Shares of Essendant (ESND) closed down 23.8% on Thursday after the company reported earnings a day earlier. The distributor of janitorial, breakroom, and other office supplies, formerly known as United Stationers, basically matched Wall Street's expectation for sales of $1.2 billion in the fiscal first quarter, but its GAAP loss -- $1.40 per share -- was far worse than the $0.07-per-share profit that Wall Street analysts had predicted.
Essendant's sales fell 2% year over year to $1.2 billion. The company's other decline was better news -- a $1.40 decrease in losses, versus the $5.15 per share that Essendant lost last year.
Even so, on an adjusted basis Essendant lost $0.07 per share, when Wall Street was expecting at least a pro forma profit, and it seems that didn't sit well with investors.

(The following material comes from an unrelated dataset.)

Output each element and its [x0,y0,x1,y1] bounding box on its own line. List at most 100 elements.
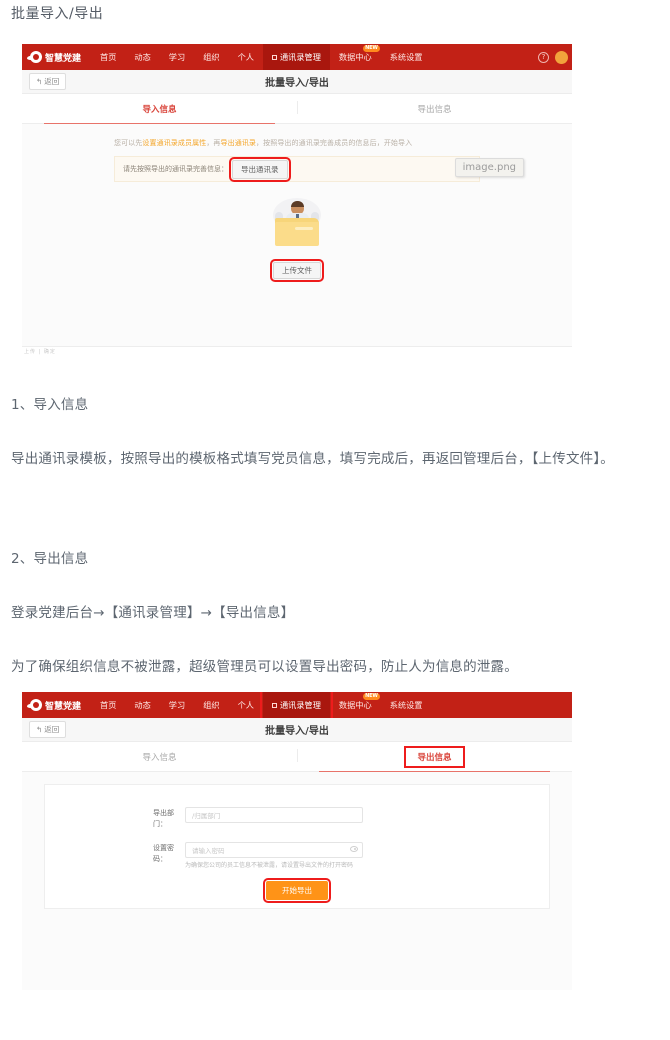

Nevertheless, Essendant management urged investors to sit tight and stay the course. Declines were "anticipated" in Q1, said CEO Ric Phillips. Later in the year, however, management is still anticipating "stronger earnings performance in the second half."
"Cost improvement efforts will take time to scale through 2018," reminded the CEO. Ultimately, management says it remains "confident we will deliver more than half of our expected cost savings in 2018, building to a run rate of more than $50 million by 2020." For its part, Wall Street still seems to be on board, predicting Essendant will end the year with sales down no more than 4%, profits stabilizing at $0.67 per share -- flat against next year.
Investors, however, are having none of it.